ところが、富士市が突如「スイス水泳チームさんが合宿を希望されているなら、ウチにぜひ」と受け入れの意向を表明。歓喜に沸いたスイス側はすぐさま、交渉の取りまとめのために総監督であるマルクス・バック氏の富士市派遣を決定しました。
バック総監督は2018年6月に来日し、富士市北部の高台にある「静岡県富士水泳場」を訪れました。視察中は「素晴らしい」との言葉を連発。同日中に富士市との間で「事前キャンプの利用国としてスイスに優先交渉権を与える」旨の署名も行いました。これをもってスイス水泳連盟と富士市との「タッグ体制」が結ばれたわけです。
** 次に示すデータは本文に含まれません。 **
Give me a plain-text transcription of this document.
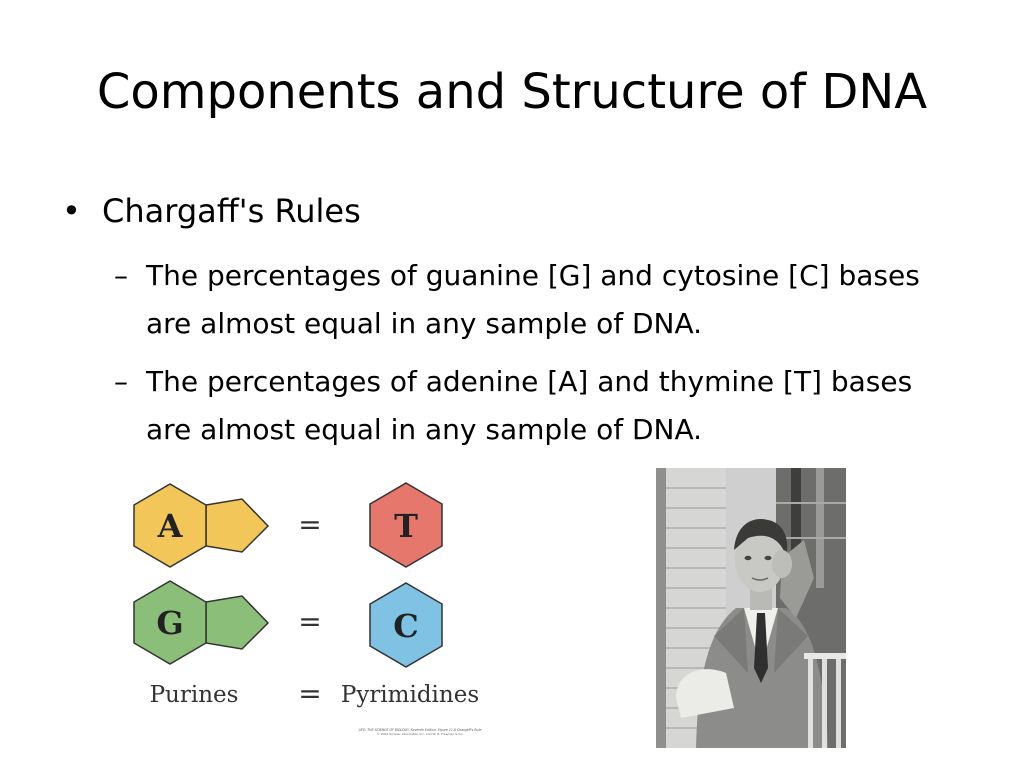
Components and Structure of DNA
• Chargaff's Rules
– The percentages of guanine [G] and cytosine [C] bases are almost equal in any sample of DNA.
– The percentages of adenine [A] and thymine [T] bases are almost equal in any sample of DNA.
A	= T
G	= C
Purines = Pyrimidines
LIFE: THE SCIENCE OF BIOLOGY, Seventh Edition, Figure 11.6 Chargaff's Rule
© 2004 Sinauer Associates, Inc. and W. H. Freeman & Co.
署名の翌日、バック総監督は富士市隣接の富士宮市にある浅間大社と富士山世界遺産センターを訪問。浅間大社では、遠足に訪れていた県下の小学生たちから大歓迎され、そこにいた全員からサインを求められるという微笑ましいハプニングもありました。総監督は身長190cmを超える長身で日本人の目には”イケメン”に映る美男です。子供たちが取り囲む姿を見た富士市の関係者は「合宿の成功を確信した」と後に語っています。